Geojit Reaffirms Buy on TTK Prestige After Valuation Correction
Geojit Financial Services has renewed its buy recommendation on TTK Prestige Limited, setting a target price of Rs 566 from the current Rs 430 level. This call highlights the stock's appeal after a recent sharp decline, driven by resilient demand in India's kitchen appliances market despite temporary margin squeezes. Investors now face a potential 32% upside amid structural growth in consumer spending.
Robust Demand Fuels Revenue Expansion
TTK Prestige posted consolidated revenue of Rs 801.4 crore in Q3FY26, up 10.2% year-over-year, powered by festive sales and channel broadening. Domestic sales rose 9% while exports surged 25.6%, aided by pre-emptive shipments against global tariffs. The Judge brand, repositioned for mass markets, grew over 50% in the first nine months of FY26, with gains in Tier-2 and Tier-3 cities underscoring shifting consumption patterns.
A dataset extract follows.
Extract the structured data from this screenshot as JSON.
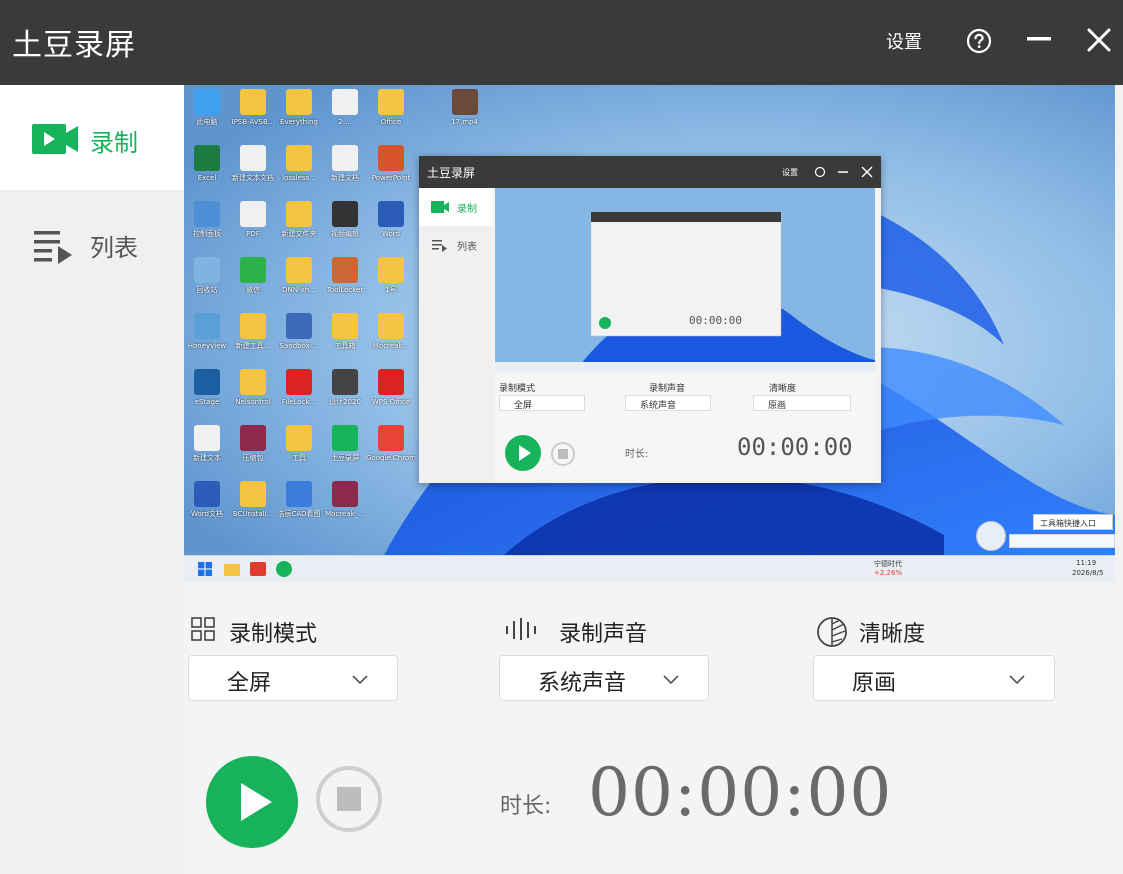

E-commerce and quick commerce channels led the charge, complemented by 707 Prestige Xclusive stores across 328 cities. These efforts align with premiumisation trends and e-commerce penetration, bolstering TTK Prestige's position in a market where urban and rural demand converge on durable appliances.
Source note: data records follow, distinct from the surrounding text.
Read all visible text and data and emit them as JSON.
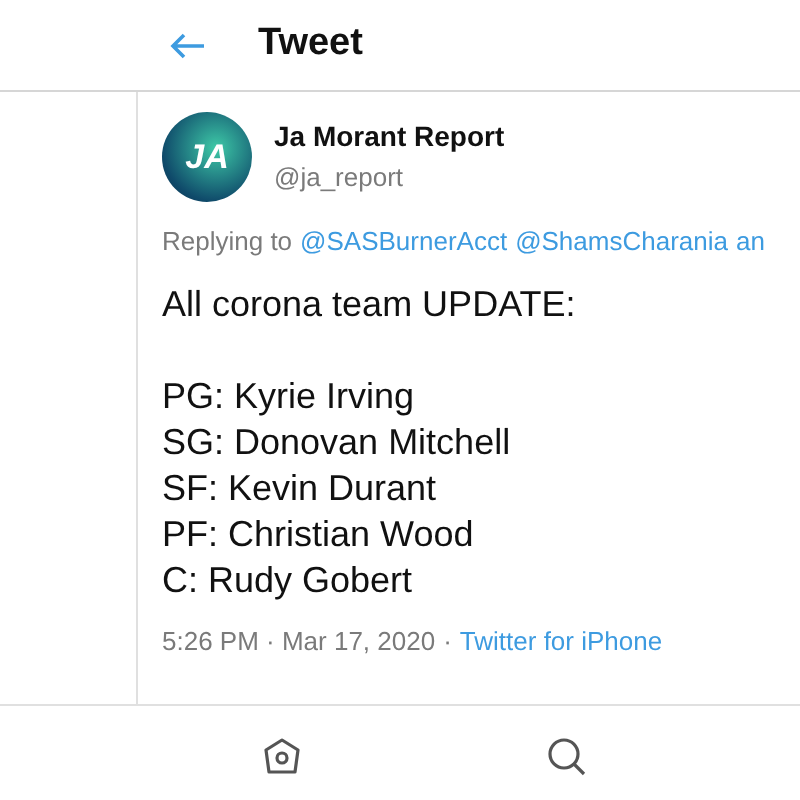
{
  "header": {
    "title": "Tweet"
  },
  "tweet": {
    "avatar_text": "JA",
    "name": "Ja Morant Report",
    "handle": "@ja_report",
    "replying": {
      "prefix": "Replying to",
      "mentions": [
        "@SASBurnerAcct",
        "@ShamsCharania",
        "an"
      ]
    },
    "paragraphs": [
      [
        "All corona team UPDATE:"
      ],
      [
        "PG: Kyrie Irving",
        "SG: Donovan Mitchell",
        "SF: Kevin Durant",
        "PF: Christian Wood",
        "C: Rudy Gobert"
      ]
    ],
    "time": "5:26 PM · Mar 17, 2020",
    "separator": "·",
    "source": "Twitter for iPhone"
  },
  "tabbar": [
    {
      "kind": "home"
    },
    {
      "kind": "search"
    }
  ]
}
Near-Term Margin Strain from Investments
EBITDA fell 9.4% to Rs 71.9 crore, with margins at 9%, hit by rising costs for aluminium, copper, and nickel, plus competitive pricing in small appliances. Exceptional charges of Rs 25.5 crore, including voluntary retirement scheme costs, dragged reported PAT down 44% year-over-year. Adjusted EBITDA margins held at 12.7%, signaling core operations remain solid.
A Rs 200 crore capital expenditure plan targets capacity expansion, nearly 1,000 Xclusive stores, and over 85 new SKUs in the year. Short-term profitability dips accompany these moves, but they promise efficiency gains as production scales with demand.
Strong Projections Underpin Valuation Appeal
Geojit values TTK Prestige at 30x FY28E earnings for its Rs 566 target. Projections show revenue climbing to Rs 3,526 crore by FY28, EBITDA to Rs 366 crore, and adjusted PAT to Rs 263 crore, with earnings CAGR over 20% from FY27 onward.
- P/E falls from 31.7x (FY26E) to 22.4x (FY28E)
- EV/EBITDA improves from 22.0x to 15.2x
- ROE rises from 9.5% to 11.5%, backed by low debt (D/E 0.1x)
The stock trades near its 52-week low of Rs 423, down 25.7% over 12 months, with support at Rs 420-430 and resistance at Rs 500.
Risks Temper Long-Term Optimism
Persistent input inflation, fierce competition in appliances, capex execution hurdles, and export uncertainties pose challenges. Yet TTK Prestige's brand strength and distribution network position it to capture India's kitchenware evolution, where festive and online sales drive sustained volume. This buy rating suits a 12-month view, rewarding patience through current pressures.